With increased stability, the aspiring leader sees the right way more clearly, with less confusion. This does not mean that one works in a silo, which is a self-centered act. The clarity emerges from a better overview of the factors and consequences of his decisions with a willingness to accept responsibility for them. This clarity is on two counts: One because he has developed stability, and the other because he is able to connect to a bigger context than may immediately be visible. This can also be called the vision of the leader.

And so the leader must have vision. When faced with a decision, this vision becomes an inner compass that guides and directs. The leader sees his role as a part of a larger cause. This bigger picture must necessarily be rooted in Truth, Goodness, and must serve an altruistic purpose. Only such a vision is sustainable and empowers the leader with the valuable conviction that he is doing the right thing for which he is responsible.

This is how the leader seeks to bring ethic and sustainability to his vision. The more he develops an understanding of the need that he serves, the more firm his vision becomes, and the more decisive are his actions. Through the resilience he develops, he naturally allows others the opportunity to be inspired by his vision.

The leader often finds himself alone and recognizes this opportunity for the inner work of building his identity. This loneliness, which for the unprepared seems like a vacuum, is the source of a center and clarity for the leader. He cherishes it like a gift of solitude and uses it well. Then he is able to call upon this solitude more or less at will, even while in the thick of action. In doing so, he is able to pierce through the clouds of ambiguity and align to the essence of the work at hand.

Traditionally, we may refer to the slight smile of the Buddha to demonstrate this.
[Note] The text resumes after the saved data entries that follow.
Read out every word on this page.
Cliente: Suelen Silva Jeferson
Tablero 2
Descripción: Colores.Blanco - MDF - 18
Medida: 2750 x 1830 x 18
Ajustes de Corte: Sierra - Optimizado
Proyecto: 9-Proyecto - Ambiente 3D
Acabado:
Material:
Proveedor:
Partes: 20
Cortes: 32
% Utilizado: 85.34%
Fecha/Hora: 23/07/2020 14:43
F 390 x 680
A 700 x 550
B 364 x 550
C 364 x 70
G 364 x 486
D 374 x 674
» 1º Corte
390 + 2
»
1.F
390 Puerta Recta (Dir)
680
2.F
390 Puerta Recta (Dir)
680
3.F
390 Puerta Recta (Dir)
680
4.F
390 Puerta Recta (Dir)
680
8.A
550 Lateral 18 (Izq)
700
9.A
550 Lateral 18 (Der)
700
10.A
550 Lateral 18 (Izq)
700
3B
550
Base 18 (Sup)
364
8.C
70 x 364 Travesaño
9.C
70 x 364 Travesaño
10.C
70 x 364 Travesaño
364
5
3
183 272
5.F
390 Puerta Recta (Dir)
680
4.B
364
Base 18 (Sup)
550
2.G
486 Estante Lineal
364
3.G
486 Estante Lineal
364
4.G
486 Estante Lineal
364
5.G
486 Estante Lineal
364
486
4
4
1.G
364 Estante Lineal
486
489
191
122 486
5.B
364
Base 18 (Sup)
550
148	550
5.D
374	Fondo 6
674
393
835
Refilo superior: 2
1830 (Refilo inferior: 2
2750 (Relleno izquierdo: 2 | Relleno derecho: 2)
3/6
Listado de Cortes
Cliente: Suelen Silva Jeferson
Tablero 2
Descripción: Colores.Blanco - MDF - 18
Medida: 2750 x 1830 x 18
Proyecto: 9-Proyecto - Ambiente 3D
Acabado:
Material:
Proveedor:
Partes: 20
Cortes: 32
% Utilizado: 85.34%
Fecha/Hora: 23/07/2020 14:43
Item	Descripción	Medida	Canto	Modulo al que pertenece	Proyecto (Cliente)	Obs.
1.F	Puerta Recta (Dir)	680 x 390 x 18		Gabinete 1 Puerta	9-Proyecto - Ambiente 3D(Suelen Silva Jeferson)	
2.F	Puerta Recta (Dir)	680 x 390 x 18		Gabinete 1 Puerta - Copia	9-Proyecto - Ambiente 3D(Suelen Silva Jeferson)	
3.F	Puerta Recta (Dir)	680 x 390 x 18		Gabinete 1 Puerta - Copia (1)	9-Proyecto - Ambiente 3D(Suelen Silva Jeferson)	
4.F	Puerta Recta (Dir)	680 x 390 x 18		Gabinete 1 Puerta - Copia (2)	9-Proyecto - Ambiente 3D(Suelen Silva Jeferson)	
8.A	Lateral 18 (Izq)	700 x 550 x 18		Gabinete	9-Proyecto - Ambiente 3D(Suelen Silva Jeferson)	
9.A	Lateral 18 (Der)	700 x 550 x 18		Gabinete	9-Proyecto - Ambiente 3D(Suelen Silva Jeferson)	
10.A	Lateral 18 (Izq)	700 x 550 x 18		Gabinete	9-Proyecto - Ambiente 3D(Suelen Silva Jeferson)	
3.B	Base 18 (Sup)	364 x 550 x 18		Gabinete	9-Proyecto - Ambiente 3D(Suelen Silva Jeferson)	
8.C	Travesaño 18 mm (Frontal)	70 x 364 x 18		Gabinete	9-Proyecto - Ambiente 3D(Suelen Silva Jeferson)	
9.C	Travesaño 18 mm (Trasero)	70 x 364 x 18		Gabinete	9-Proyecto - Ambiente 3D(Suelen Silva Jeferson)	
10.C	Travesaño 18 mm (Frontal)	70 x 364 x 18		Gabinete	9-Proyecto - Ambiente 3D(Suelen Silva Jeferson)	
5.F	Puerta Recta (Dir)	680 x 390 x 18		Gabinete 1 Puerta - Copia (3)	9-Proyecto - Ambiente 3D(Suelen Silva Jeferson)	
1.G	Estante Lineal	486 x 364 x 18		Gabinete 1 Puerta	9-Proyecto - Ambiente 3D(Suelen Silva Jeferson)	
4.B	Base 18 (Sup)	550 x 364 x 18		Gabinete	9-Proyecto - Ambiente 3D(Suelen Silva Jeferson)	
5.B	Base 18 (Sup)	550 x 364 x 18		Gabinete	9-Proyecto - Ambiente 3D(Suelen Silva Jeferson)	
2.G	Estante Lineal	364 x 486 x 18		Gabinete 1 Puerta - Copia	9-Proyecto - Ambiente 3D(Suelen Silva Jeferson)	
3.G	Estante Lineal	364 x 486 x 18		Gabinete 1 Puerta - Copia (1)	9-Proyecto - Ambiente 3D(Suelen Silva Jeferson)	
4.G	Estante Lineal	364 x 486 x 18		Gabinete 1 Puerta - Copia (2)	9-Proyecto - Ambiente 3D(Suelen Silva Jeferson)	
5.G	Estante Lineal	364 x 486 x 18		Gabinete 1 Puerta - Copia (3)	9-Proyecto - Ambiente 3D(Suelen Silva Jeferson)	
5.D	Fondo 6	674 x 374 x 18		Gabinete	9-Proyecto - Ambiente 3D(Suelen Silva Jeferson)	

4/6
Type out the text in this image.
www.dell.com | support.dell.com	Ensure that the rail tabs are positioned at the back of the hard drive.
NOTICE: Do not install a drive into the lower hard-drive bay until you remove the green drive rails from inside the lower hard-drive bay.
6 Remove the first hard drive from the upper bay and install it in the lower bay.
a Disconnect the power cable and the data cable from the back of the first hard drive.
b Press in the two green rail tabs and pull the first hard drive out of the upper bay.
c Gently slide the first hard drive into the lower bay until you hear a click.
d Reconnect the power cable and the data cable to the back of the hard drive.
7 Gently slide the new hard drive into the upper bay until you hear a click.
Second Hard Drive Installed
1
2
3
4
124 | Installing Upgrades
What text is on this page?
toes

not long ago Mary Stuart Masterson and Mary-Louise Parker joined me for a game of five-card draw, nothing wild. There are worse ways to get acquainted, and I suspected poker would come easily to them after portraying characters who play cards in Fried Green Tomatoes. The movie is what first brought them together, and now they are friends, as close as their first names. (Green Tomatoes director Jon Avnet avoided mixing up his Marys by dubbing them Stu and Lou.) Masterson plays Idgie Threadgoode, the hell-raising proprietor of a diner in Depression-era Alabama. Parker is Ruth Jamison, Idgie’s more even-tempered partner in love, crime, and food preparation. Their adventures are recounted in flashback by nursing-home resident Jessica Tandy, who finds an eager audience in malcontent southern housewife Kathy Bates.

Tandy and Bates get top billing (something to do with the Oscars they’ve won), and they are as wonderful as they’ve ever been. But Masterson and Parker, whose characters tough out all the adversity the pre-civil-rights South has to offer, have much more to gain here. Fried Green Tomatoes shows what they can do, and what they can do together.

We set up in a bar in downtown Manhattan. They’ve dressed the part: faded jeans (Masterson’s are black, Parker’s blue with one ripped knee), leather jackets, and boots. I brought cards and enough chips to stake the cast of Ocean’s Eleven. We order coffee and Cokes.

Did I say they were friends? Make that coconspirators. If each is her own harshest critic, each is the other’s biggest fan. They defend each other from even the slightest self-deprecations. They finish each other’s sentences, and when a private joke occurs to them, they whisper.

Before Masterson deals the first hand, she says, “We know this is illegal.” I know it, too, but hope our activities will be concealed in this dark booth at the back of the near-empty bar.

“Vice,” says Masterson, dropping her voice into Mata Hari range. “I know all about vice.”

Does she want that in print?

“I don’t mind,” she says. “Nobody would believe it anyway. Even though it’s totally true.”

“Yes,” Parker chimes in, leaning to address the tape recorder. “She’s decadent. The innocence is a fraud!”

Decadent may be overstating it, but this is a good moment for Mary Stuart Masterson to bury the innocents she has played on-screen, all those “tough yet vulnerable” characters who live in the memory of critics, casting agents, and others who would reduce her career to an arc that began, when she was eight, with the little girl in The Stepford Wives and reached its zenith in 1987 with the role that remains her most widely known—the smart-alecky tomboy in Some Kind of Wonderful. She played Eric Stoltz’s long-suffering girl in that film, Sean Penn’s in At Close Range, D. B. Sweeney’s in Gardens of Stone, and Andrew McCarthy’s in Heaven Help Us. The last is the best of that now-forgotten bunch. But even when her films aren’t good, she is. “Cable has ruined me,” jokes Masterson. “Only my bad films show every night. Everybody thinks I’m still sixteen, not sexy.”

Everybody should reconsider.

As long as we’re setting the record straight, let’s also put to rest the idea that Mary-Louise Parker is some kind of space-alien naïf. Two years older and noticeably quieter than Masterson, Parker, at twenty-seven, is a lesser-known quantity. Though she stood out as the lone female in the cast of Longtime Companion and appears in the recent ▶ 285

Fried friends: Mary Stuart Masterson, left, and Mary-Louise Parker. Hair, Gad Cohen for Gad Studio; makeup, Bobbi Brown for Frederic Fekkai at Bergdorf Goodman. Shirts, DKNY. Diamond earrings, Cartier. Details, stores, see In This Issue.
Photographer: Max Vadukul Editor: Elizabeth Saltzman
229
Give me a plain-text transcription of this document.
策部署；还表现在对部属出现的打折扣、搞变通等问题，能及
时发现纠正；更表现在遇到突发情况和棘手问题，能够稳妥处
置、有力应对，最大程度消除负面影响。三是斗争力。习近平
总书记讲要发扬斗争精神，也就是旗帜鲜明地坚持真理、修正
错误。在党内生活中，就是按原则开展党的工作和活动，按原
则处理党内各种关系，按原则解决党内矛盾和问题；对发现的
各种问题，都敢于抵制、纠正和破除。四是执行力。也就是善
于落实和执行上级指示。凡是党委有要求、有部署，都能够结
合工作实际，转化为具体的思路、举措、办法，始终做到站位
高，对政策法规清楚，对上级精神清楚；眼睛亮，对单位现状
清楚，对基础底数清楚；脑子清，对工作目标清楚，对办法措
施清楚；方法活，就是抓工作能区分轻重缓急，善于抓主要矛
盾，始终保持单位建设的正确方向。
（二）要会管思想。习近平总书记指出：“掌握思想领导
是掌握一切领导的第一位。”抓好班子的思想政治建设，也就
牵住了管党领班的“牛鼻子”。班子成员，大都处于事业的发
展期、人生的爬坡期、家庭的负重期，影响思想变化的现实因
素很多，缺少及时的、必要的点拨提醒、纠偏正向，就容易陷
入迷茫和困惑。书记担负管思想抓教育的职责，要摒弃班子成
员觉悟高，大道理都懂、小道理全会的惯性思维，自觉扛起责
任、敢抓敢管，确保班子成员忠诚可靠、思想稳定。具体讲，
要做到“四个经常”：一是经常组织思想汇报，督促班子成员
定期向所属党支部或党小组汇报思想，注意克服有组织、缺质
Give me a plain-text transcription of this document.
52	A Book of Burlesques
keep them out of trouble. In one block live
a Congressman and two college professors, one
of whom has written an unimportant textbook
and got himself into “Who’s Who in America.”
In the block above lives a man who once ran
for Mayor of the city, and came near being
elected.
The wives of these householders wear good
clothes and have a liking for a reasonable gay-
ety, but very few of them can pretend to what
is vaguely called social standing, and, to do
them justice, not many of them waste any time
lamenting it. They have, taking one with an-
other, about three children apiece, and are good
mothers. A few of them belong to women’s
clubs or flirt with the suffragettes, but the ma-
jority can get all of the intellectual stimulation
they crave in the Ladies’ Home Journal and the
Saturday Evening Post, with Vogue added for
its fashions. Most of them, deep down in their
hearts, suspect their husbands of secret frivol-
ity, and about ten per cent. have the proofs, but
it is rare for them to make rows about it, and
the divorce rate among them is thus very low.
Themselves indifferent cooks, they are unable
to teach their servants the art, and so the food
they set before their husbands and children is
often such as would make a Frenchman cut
The smile arises from his state of being and is the expression of an inner serenity, sustainable and stable, which expresses as the charisma of a great leader of human beings, as some traditions refer to him, and a wise man. We may understand this as a symbol of the one that first leads himself.

This inner strength and discipline is palpable to those who share in the vocation of leading themselves. Notable historical leaders were not necessarily the most physically attractive, nor the best orators. But their leadership exuded from a strength of character.

The development of a leader is tedious because it is unconventional. Above all it requires the leader to lead himself through his solitude where he justly battles all distractions, with the spirit of a victor. There are many metaphors for this. A common one is that of the caterpillar that metamorphoses into a butterfly, signifying a complete change of character into an identity that is free and able to fly. This is the aspiration of the leader, to surpass the chains of ambiguity and doubt, which restrain his freedom to act.

Developing the identity of the leader is a most selfless act because a true aspirant has no business doing it for himself. The spirit of service underlines his every work. As he develops, his vocation of service also increases, because he sees that his work is worthwhile to empower real change. All his work, big or small, is valuable because it has a sustainable impact, and humbly encapsulates the spirit of truth.